Leistungsempfänger muss Unternehmer sein
Schließlich kommt es zum Steuerschuldübergang nur dann, wenn der Leistungsempfänger ein Unternehmer ist.
Beachte: Zum Übergang der Steuerschuld kommt es auch dann, wenn der Leistungsempfänger ein ausländischer Unternehmer ist.
Rechnungslegung und Umsatzsteuervoranmeldung (UVA)
Bei Umsätzen, für die das RCS gilt, darf der leistende Unternehmer keine Umsatzsteuer verrechnen.
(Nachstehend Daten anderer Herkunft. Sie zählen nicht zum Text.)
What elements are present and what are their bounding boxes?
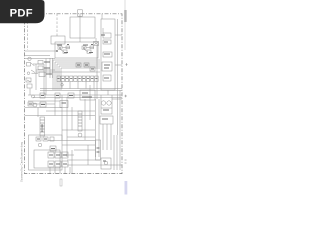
svg-text:PDF: PDF xyxy=(10,8,33,20)
svg-text:Scanned by CamScanner dwg: Scanned by CamScanner dwg xyxy=(20,142,24,182)
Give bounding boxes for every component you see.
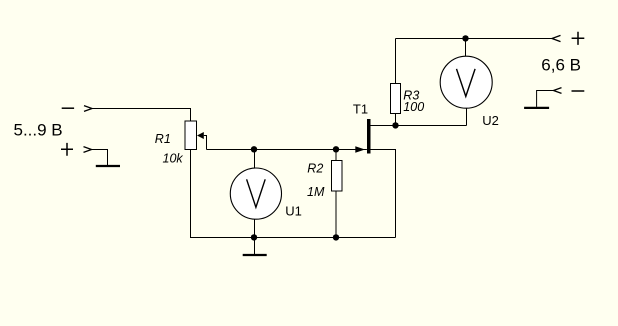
svg-text:U1: U1 bbox=[285, 204, 302, 219]
svg-text:5...9 В: 5...9 В bbox=[14, 121, 63, 140]
svg-text:R2: R2 bbox=[307, 162, 323, 176]
svg-text:6,6 В: 6,6 В bbox=[541, 56, 581, 75]
svg-text:T1: T1 bbox=[353, 102, 368, 117]
svg-text:100: 100 bbox=[403, 100, 424, 114]
svg-text:R1: R1 bbox=[155, 132, 171, 146]
svg-text:1M: 1M bbox=[307, 185, 325, 199]
svg-text:U2: U2 bbox=[482, 113, 499, 128]
svg-text:10k: 10k bbox=[163, 152, 184, 166]
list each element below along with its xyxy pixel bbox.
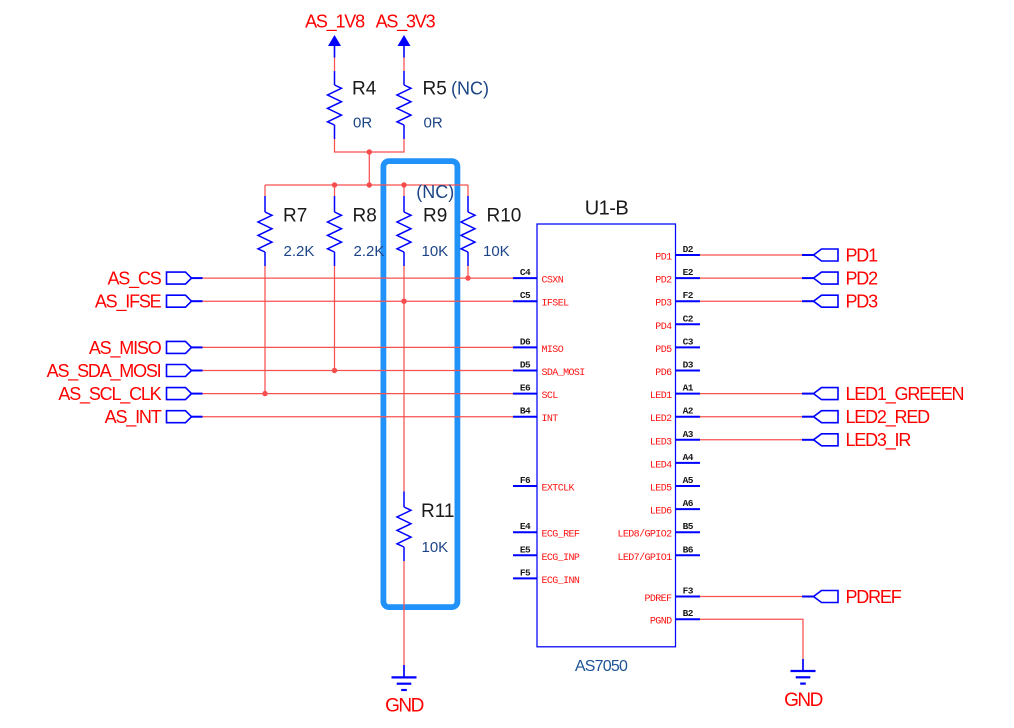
svg-text:ECG_REF: ECG_REF <box>542 530 580 541</box>
svg-text:PDREF: PDREF <box>644 594 672 605</box>
svg-text:D3: D3 <box>683 360 694 371</box>
svg-text:AS7050: AS7050 <box>575 658 628 675</box>
svg-text:AS_3V3: AS_3V3 <box>376 12 436 33</box>
svg-text:AS_1V8: AS_1V8 <box>305 12 365 33</box>
svg-text:D2: D2 <box>683 244 694 255</box>
svg-text:10K: 10K <box>422 539 449 556</box>
svg-text:F2: F2 <box>683 290 694 301</box>
svg-text:LED8/GPIO2: LED8/GPIO2 <box>617 529 672 541</box>
svg-text:IFSEL: IFSEL <box>542 299 570 310</box>
svg-text:PD6: PD6 <box>655 368 672 379</box>
svg-text:A5: A5 <box>683 475 694 486</box>
svg-text:B2: B2 <box>683 608 694 619</box>
svg-text:R10: R10 <box>487 205 522 226</box>
svg-text:PD1: PD1 <box>655 253 672 264</box>
svg-text:AS_INT: AS_INT <box>105 407 162 428</box>
svg-text:PD5: PD5 <box>655 345 672 356</box>
svg-text:ECG_INP: ECG_INP <box>542 553 580 564</box>
svg-text:GND: GND <box>385 696 424 717</box>
svg-text:C4: C4 <box>520 267 531 278</box>
svg-text:2.2K: 2.2K <box>354 243 385 260</box>
svg-text:10K: 10K <box>483 243 510 260</box>
svg-text:LED7/GPIO1: LED7/GPIO1 <box>617 552 672 564</box>
svg-text:E2: E2 <box>683 267 694 278</box>
svg-text:C5: C5 <box>520 290 531 301</box>
svg-text:2.2K: 2.2K <box>284 243 315 260</box>
svg-text:F5: F5 <box>520 567 531 578</box>
svg-text:R11: R11 <box>421 501 454 522</box>
svg-text:E6: E6 <box>520 383 531 394</box>
svg-text:AS_MISO: AS_MISO <box>89 338 162 359</box>
svg-text:PD1: PD1 <box>846 245 879 265</box>
svg-text:E4: E4 <box>520 521 531 532</box>
svg-text:D5: D5 <box>520 360 531 371</box>
svg-text:PDREF: PDREF <box>846 587 902 607</box>
svg-text:GND: GND <box>784 690 823 711</box>
svg-text:B4: B4 <box>520 406 531 417</box>
svg-text:PD2: PD2 <box>846 269 879 289</box>
svg-text:LED5: LED5 <box>650 484 672 495</box>
svg-text:C2: C2 <box>683 313 694 324</box>
svg-text:F6: F6 <box>520 475 531 486</box>
svg-text:LED3: LED3 <box>650 437 672 448</box>
svg-text:F3: F3 <box>683 586 694 597</box>
svg-text:LED4: LED4 <box>650 460 672 471</box>
svg-text:LED2_RED: LED2_RED <box>846 407 931 428</box>
svg-text:R4: R4 <box>352 78 377 99</box>
svg-text:(NC): (NC) <box>451 78 489 98</box>
svg-text:PD3: PD3 <box>655 299 672 310</box>
svg-text:E5: E5 <box>520 544 531 555</box>
svg-text:PD2: PD2 <box>655 276 672 287</box>
svg-text:C3: C3 <box>683 336 694 347</box>
svg-text:0R: 0R <box>424 114 443 131</box>
svg-text:B6: B6 <box>683 544 694 555</box>
svg-text:LED2: LED2 <box>650 414 672 425</box>
svg-text:AS_SDA_MOSI: AS_SDA_MOSI <box>47 361 161 382</box>
svg-text:R5: R5 <box>423 78 447 99</box>
svg-text:D6: D6 <box>520 336 531 347</box>
svg-text:PD3: PD3 <box>846 292 879 312</box>
svg-text:R9: R9 <box>423 205 447 226</box>
svg-text:U1-B: U1-B <box>585 197 629 219</box>
svg-text:CSXN: CSXN <box>542 276 564 287</box>
svg-text:10K: 10K <box>422 243 449 260</box>
svg-text:MISO: MISO <box>542 345 564 356</box>
svg-text:R7: R7 <box>283 205 307 226</box>
svg-text:(NC): (NC) <box>416 182 454 202</box>
svg-text:LED1: LED1 <box>650 391 672 402</box>
svg-text:A1: A1 <box>683 383 694 394</box>
svg-text:ECG_INN: ECG_INN <box>542 576 580 587</box>
svg-text:PGND: PGND <box>650 617 672 628</box>
svg-text:LED1_GREEEN: LED1_GREEEN <box>846 384 964 405</box>
svg-text:A2: A2 <box>683 406 694 417</box>
svg-text:R8: R8 <box>353 205 377 226</box>
svg-text:PD4: PD4 <box>655 322 672 333</box>
svg-text:A6: A6 <box>683 498 694 509</box>
svg-text:B5: B5 <box>683 521 694 532</box>
svg-text:EXTCLK: EXTCLK <box>542 484 575 495</box>
svg-text:0R: 0R <box>353 114 372 131</box>
svg-text:A4: A4 <box>683 452 694 463</box>
svg-text:INT: INT <box>542 414 559 425</box>
svg-text:AS_CS: AS_CS <box>107 269 161 290</box>
svg-text:LED3_IR: LED3_IR <box>846 430 912 451</box>
svg-text:SCL: SCL <box>542 391 559 402</box>
svg-text:LED6: LED6 <box>650 507 672 518</box>
svg-text:A3: A3 <box>683 429 694 440</box>
svg-text:AS_SCL_CLK: AS_SCL_CLK <box>58 384 161 405</box>
svg-text:SDA_MOSI: SDA_MOSI <box>542 368 585 379</box>
svg-text:AS_IFSE: AS_IFSE <box>95 292 162 313</box>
Auf der Rechnung müssen folgende Zusatzangaben gemacht werden:
- UID-Nr. des Leistungsempfängers (unabhängig von der Höhe des Rechnungsbetrages)
und
- Hinweis auf die Steuerschuldnerschaft des Leistungsempfängers (z.B. „Der Rechnungsbetrag enthält keine Umsatzsteuer - die Steuer wird gemäß § 19 Abs. 1d UStG in Verbindung mit der USt-Schrottverordnung vom Leistungsempfänger geschuldet“).
Wenn Sie leistender Unternehmer sind, müssen Sie die „Reverse Charge Ausgangsumsätze“ in der UVA bei der Kennzahl 000 eintragen und bei der Kennzahl 021 wieder abziehen.
Wenn Sie Leistungsempfänger sind, müssen Sie die Umsatzsteuer von den „Reverse Charge Eingangsumsätzen“ selbst berechnen (in der Regel 20 %). Sie müssen die selbstberechnete Umsatzsteuer in der UVA bei der Kennzahl 032 eintragen und dürfen sie - falls Sie vorsteuerabzugsberechtigt sind- gleichzeitig bei der Kennzahl 089 als Vorsteuer wieder abziehen.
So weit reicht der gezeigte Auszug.